Relissa, the palace seer, rushed forward and grabbed Arastella's hand. The moment their skin met, the air turned toxic. Relissa shrieked, her voice echoing with horror "Sire! You must let her go! Marriage to her will destroy everything!"

My grandmother just smiled a slow, dark smile. Castel ignored the seer completely.

"Silence. For now, you are spared."

He turned to his golden cup. With agonizing, slow deliberation, he sliced his own finger, letting his dark, toxic blood drip into the wine until the liquid turned entirely black, smearing the gore along the rim.

"Drink. Celebrate with me. Then go."

*Don't drink it!* I screamed at her through our telepathic link, pouring every single ounce of my soul into the command. *Throw it away!*

My internal scream hit her hard.

She hesitated, her fingers tightening around the metal cup as she felt the foreign panic flooding her mind. She looked around, confused, but Castel's dark presence was too close, too absolute. She lifted the goblet to her lips and drank the blood anyway.

I watched, completely paralyzed, as she handed the cup back.

She drank it. It's done. Castel leaned in, his thumb dragging slowly across her lower lip, smearing the trace of his blood there like a permanent brand.

"You may go."

She bowed stiffly and disappeared into the shadows of the forest, leaving her basket behind.

"Are you okay?"

The sudden, mouthed words from the perimeter pulled my eyes away. Kiono was staring at me from his guard post, as he watched the sheer, panic radiating off me. I couldn't even answer him.

I have to save her. The moment she vanished into the trees, Castel's composure shattered. He flicked his wrist, summoning Krince and Cion to his side.

"Follow her," he ordered, his eyes blazing with a monstrous light.

"My blood is in her veins now. It will awaken soon. Retrieve her before the connection fades."

"B-but the seer—" Krince stammered.

Castel leaned forward, the invisible force instantly crushing the air straight out of Krince's lungs.

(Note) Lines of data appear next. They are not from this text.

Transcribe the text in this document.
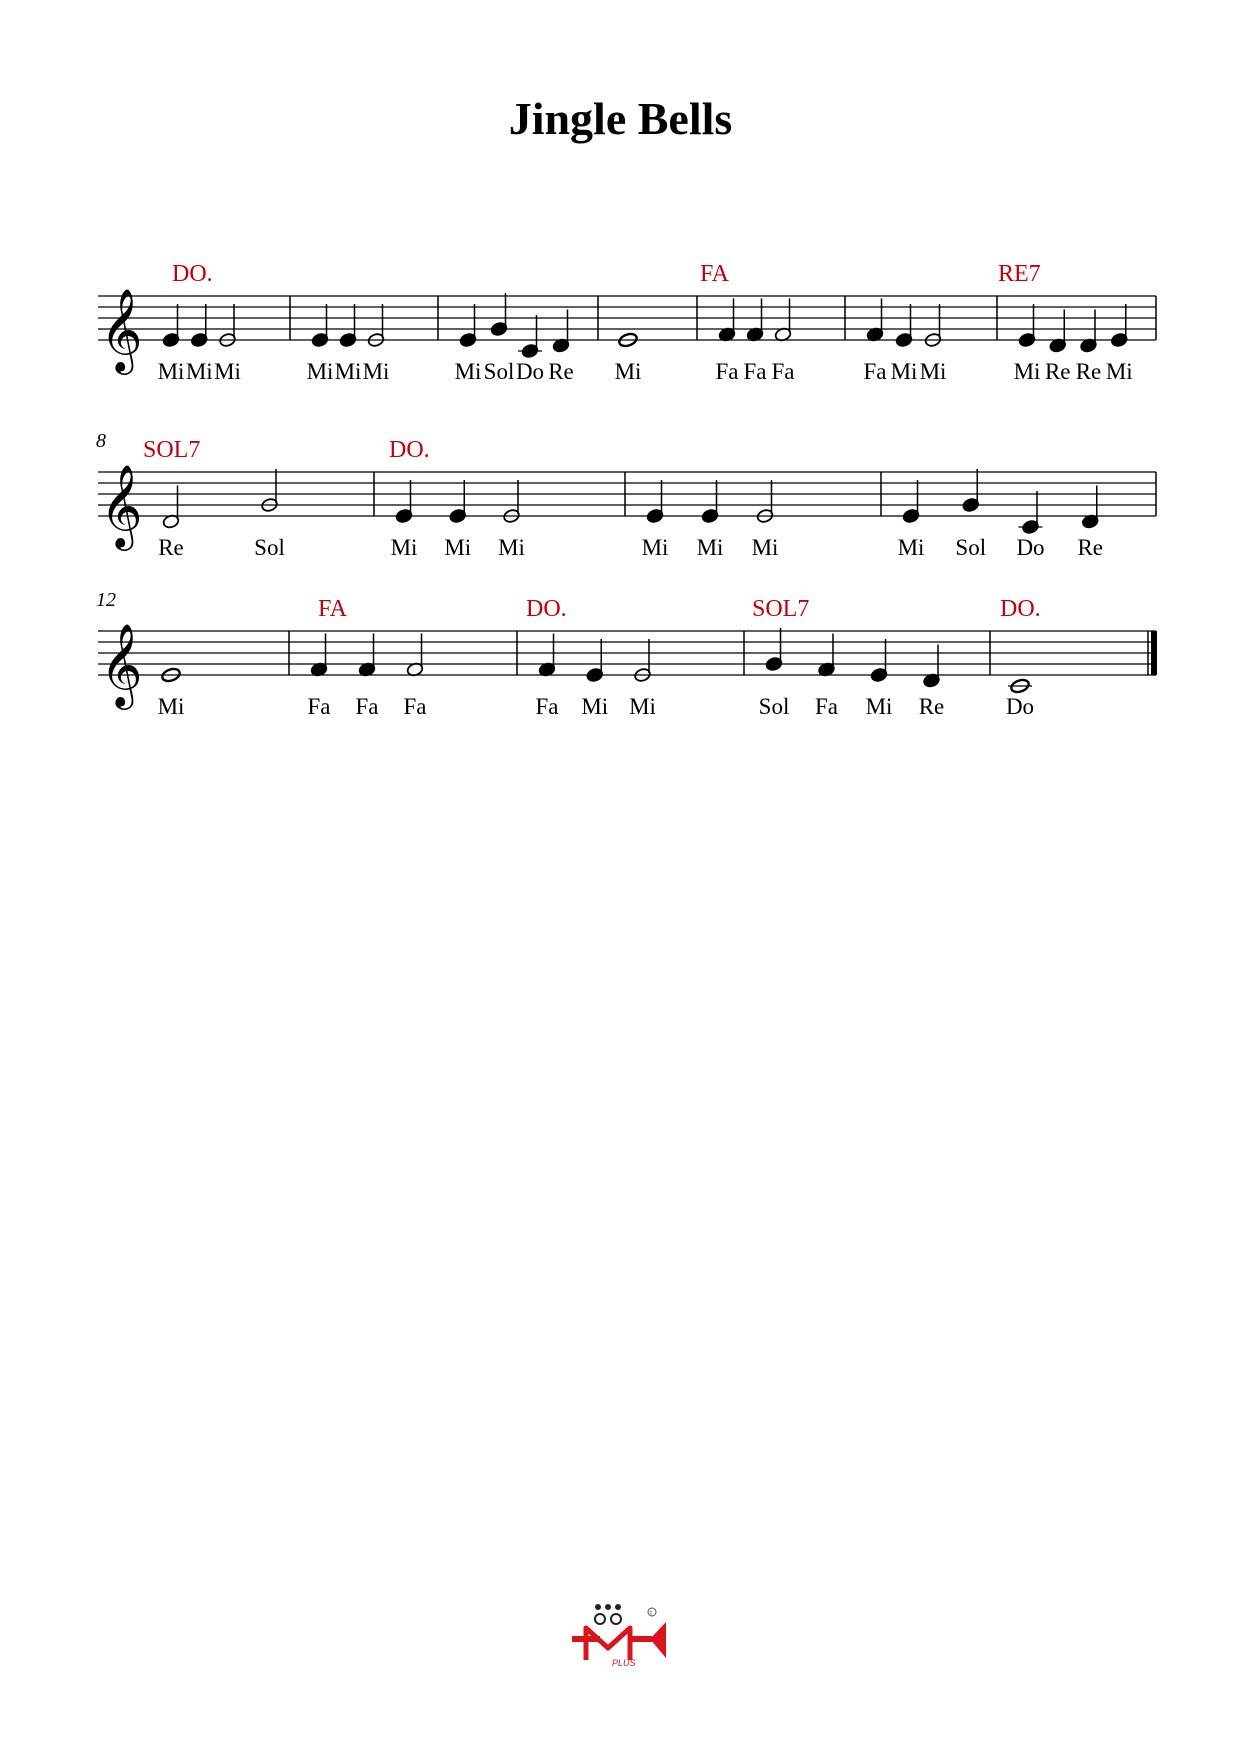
Jingle Bells
𝄞
DO.
Mi Mi Mi	Mi Mi Mi	Mi Sol Do Re Mi
FA
Fa Fa Fa	Fa Mi Mi
RE7
Mi Re Re Mi
𝄞
8 SOL7
Re	Sol
DO.
Mi Mi Mi	Mi Mi Mi	Mi Sol Do Re
𝄞
12
Mi
FA
Fa Fa Fa
DO.
Fa Mi Mi
SOL7
Sol Fa Mi Re
DO.
Do
c
PLUS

"Did I grant you permission to speak? Go."

They vanished into the dark tree line. Castel turned back to the trembling, broken crowd, a satisfied, horrific smile spreading across his face as he lifted his empty cup to the moon.

"I have chosen my Queen. The Choosing is over."

The pressure lifted as he turned and vanished into the palace doors, but the fuse had already been lit.

He's sending Cion after her, my inner voice snarled, the blood roaring in my ears as the terrifying puzzle pieces of the past clicked together.

I didn't waste another split second. I dropped the gold wine jug directly into the grass, ignoring the heavy clatter.

As the entire square dissolved into a frantic, chaotic panic, I dashed into a dark, narrow alleyway. I was running out of time, and if I had to spill Cion's blood tonight to rewrite the future, I would do it without hesitation.